Hamas claimed responsibility for the deadly shooting, saying in a statement that the attack was in response to Israel's "unprecedented crimes" including "brutal massacres" in Gaza and the killing of children in the occupied West Bank.

The IDF said Friday that, during the attack, one of the IDF soldiers at the scene "mistakenly suspected" that Castleman, the armed Israeli civilian "who acted bravely and courageously to neutralize the terrorists," was a third terrorist.

"The same soldier also fired at him which led to his serious injury and tragic death," the IDF said.

The investigation of the attack continues," the IDF said. "We share in the grief of the family members of the late Yuval who acted bravely and saved lives, and in the grief of other families murdered in the attack and wish for the speedy recovery of the injured."


Blinken on New York Times report: 'There will be accountability looking at what led up to Oct. 7'

As Secretary of State Antony Blinken left Israel on Friday, he was asked about a report by The New York Times alleging Israel knew about Hamas' attack plan a year in advance.

"There's going to be plenty of opportunity for a full accounting of … looking back to see what happened [and] who knew what, when -- Israel has been very clear about that," Blinken said.

"Right now, the focus is on making sure that [Israel] can do everything possible to ensure that it doesn't happen again, make sure that civilians are protected, and that humanitarian assistance gets in, and as I said, to also look at what happens once this conflict is over -- what happens in Gaza, what happens more broadly getting us on a path to lasting security," Blinken continued. "So we're focused on on all of that. I think there'll be time, and I know this will happen -- there will be accountability, looking at what led up to Oct. 7."

-ABC News' Nate Luna


'Children lying on the floor with limbs missing' in Gaza: UNICEF

As fighting between Israel and Hamas resumes, Israel's "relentless bombardment" in Gaza on Friday has been "utterly terrifying" -- and has had an immediate impact “on the faces of children," UNICEF spokesperson James Elder told ABC News.

"I feel I was starting to see childhood return when you chat to them -- that’s been replaced by fear again," Elder said. "There’s a trauma which returns very quickly."

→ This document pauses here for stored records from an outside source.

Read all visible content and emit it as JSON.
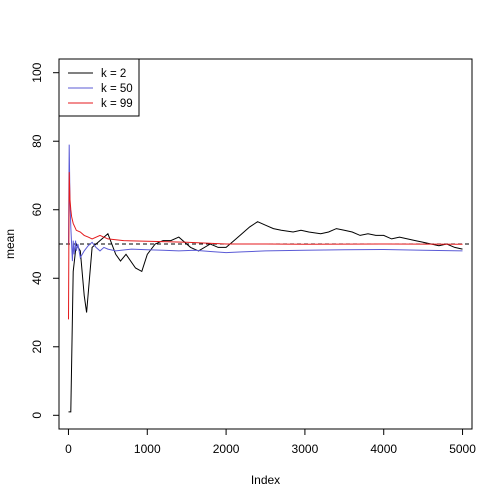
{
  "chart_data": {
    "type": "line",
    "title": "",
    "xlabel": "Index",
    "ylabel": "mean",
    "xlim": [
      -120,
      5120
    ],
    "ylim": [
      -4,
      104
    ],
    "x_ticks": [
      0,
      1000,
      2000,
      3000,
      4000,
      5000
    ],
    "y_ticks": [
      0,
      20,
      40,
      60,
      80,
      100
    ],
    "reference_line": {
      "y": 50,
      "style": "dashed",
      "color": "#000000"
    },
    "legend_position": "top-left",
    "series": [
      {
        "name": "k = 2",
        "color": "#000000",
        "points": [
          [
            1,
            1
          ],
          [
            30,
            1
          ],
          [
            60,
            42
          ],
          [
            100,
            50
          ],
          [
            150,
            48
          ],
          [
            200,
            35
          ],
          [
            230,
            30
          ],
          [
            300,
            49
          ],
          [
            400,
            51
          ],
          [
            500,
            53
          ],
          [
            600,
            47
          ],
          [
            660,
            45
          ],
          [
            730,
            47
          ],
          [
            850,
            43
          ],
          [
            930,
            42
          ],
          [
            1000,
            47
          ],
          [
            1100,
            50
          ],
          [
            1200,
            51
          ],
          [
            1300,
            51
          ],
          [
            1400,
            52
          ],
          [
            1550,
            49
          ],
          [
            1650,
            48
          ],
          [
            1800,
            50
          ],
          [
            1900,
            49
          ],
          [
            2000,
            49
          ],
          [
            2100,
            51
          ],
          [
            2200,
            53
          ],
          [
            2300,
            55
          ],
          [
            2400,
            56.5
          ],
          [
            2500,
            55.5
          ],
          [
            2600,
            54.5
          ],
          [
            2700,
            54
          ],
          [
            2850,
            53.5
          ],
          [
            2950,
            54
          ],
          [
            3050,
            53.5
          ],
          [
            3200,
            53
          ],
          [
            3300,
            53.5
          ],
          [
            3400,
            54.5
          ],
          [
            3500,
            54
          ],
          [
            3600,
            53.5
          ],
          [
            3700,
            52.5
          ],
          [
            3800,
            53
          ],
          [
            3900,
            52.5
          ],
          [
            4000,
            52.5
          ],
          [
            4100,
            51.5
          ],
          [
            4200,
            52
          ],
          [
            4300,
            51.5
          ],
          [
            4400,
            51
          ],
          [
            4500,
            50.5
          ],
          [
            4600,
            50
          ],
          [
            4700,
            49.5
          ],
          [
            4800,
            50
          ],
          [
            4900,
            49
          ],
          [
            5000,
            48.5
          ]
        ]
      },
      {
        "name": "k = 50",
        "color": "#5b5bd6",
        "points": [
          [
            1,
            50
          ],
          [
            10,
            79
          ],
          [
            20,
            62
          ],
          [
            30,
            55
          ],
          [
            40,
            50
          ],
          [
            50,
            45
          ],
          [
            60,
            51
          ],
          [
            70,
            47
          ],
          [
            80,
            49
          ],
          [
            90,
            51
          ],
          [
            100,
            48
          ],
          [
            120,
            50
          ],
          [
            150,
            46
          ],
          [
            200,
            48
          ],
          [
            250,
            49.5
          ],
          [
            300,
            50.5
          ],
          [
            350,
            49
          ],
          [
            400,
            48
          ],
          [
            450,
            49
          ],
          [
            500,
            48.5
          ],
          [
            600,
            48
          ],
          [
            800,
            48.5
          ],
          [
            1000,
            48.3
          ],
          [
            1200,
            48.2
          ],
          [
            1400,
            48
          ],
          [
            1600,
            48.2
          ],
          [
            1800,
            47.8
          ],
          [
            2000,
            47.5
          ],
          [
            2200,
            47.7
          ],
          [
            2500,
            48
          ],
          [
            3000,
            48.2
          ],
          [
            3500,
            48.3
          ],
          [
            4000,
            48.4
          ],
          [
            4500,
            48.2
          ],
          [
            5000,
            48
          ]
        ]
      },
      {
        "name": "k = 99",
        "color": "#e41a1c",
        "points": [
          [
            1,
            28
          ],
          [
            10,
            71
          ],
          [
            20,
            63
          ],
          [
            30,
            60
          ],
          [
            40,
            58
          ],
          [
            60,
            56
          ],
          [
            80,
            55
          ],
          [
            100,
            54
          ],
          [
            150,
            53.5
          ],
          [
            200,
            52.5
          ],
          [
            250,
            52
          ],
          [
            300,
            51.5
          ],
          [
            400,
            52.5
          ],
          [
            500,
            51.5
          ],
          [
            700,
            51
          ],
          [
            1000,
            50.8
          ],
          [
            1500,
            50.5
          ],
          [
            2000,
            50
          ],
          [
            2500,
            50
          ],
          [
            3000,
            49.9
          ],
          [
            4000,
            50
          ],
          [
            5000,
            49.9
          ]
        ]
      }
    ]
  }
}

Elder described seeing "children lying on the floor with limbs missing." He said some children who had already been injured were being moved around hospitals to make room for other casualties to come in.

He said sanitation "has broken down" and Gaza’s hospitals are now "on life support."

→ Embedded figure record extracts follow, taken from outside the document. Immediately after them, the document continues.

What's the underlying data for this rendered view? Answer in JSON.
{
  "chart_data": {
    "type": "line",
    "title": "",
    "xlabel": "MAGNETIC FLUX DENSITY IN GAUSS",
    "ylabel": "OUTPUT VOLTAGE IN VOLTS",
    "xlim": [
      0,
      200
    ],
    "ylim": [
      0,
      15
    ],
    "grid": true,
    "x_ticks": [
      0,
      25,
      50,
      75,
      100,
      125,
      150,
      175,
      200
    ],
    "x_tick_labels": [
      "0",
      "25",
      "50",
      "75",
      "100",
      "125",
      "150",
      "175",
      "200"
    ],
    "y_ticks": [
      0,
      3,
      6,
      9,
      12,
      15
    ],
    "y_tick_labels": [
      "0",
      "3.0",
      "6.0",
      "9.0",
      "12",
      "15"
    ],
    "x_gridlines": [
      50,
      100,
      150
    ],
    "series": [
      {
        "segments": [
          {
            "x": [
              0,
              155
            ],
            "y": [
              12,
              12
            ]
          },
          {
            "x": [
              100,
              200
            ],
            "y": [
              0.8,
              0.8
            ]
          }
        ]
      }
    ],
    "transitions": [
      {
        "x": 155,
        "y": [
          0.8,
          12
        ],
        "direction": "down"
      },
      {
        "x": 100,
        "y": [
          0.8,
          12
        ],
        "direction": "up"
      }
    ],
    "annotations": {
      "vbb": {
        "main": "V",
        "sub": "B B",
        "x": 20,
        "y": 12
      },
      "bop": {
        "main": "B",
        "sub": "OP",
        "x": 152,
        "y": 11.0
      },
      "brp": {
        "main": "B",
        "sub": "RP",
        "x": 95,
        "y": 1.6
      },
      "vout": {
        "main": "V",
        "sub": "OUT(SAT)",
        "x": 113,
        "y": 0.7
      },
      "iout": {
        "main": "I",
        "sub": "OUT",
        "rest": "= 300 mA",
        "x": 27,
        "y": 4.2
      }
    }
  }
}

“Disease threatens just as many children" as the bombings, he said.

Over the last seven days, aid has been reaching Gaza, he said, but, "seven days was never ever enough.”

Elder said he’s "terrified" that if the fighting continues for even another couple of weeks, “many, many more thousands of people" could be killed.

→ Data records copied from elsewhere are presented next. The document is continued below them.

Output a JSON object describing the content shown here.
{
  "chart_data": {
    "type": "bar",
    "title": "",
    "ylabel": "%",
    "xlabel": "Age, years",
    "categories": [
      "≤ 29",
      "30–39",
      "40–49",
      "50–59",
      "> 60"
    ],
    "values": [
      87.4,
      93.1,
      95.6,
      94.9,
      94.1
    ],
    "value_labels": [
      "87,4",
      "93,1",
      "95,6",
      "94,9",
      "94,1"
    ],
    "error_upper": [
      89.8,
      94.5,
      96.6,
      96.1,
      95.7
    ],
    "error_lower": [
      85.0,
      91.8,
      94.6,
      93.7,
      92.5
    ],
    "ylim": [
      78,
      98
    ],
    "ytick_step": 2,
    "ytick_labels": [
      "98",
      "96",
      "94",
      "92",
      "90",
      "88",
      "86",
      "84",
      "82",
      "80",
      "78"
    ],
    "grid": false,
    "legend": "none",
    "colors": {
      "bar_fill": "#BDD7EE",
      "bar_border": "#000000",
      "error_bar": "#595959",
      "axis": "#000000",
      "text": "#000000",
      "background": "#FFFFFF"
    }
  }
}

-ABC News' Tom Soufi Burridge, Zoe Magee, Angus Hines and Nicky De Blois


Record amount of fuel enters Gaza

The United Nations said 138,000 liters of fuel entered Gaza on Saturday -- the highest amount in one day since the Israel-Hamas war began.

Trucks with food, water, medicine and medical supplies also entered Gaza on Saturday, according to the U.N. Office for the Coordination of Humanitarian Affairs.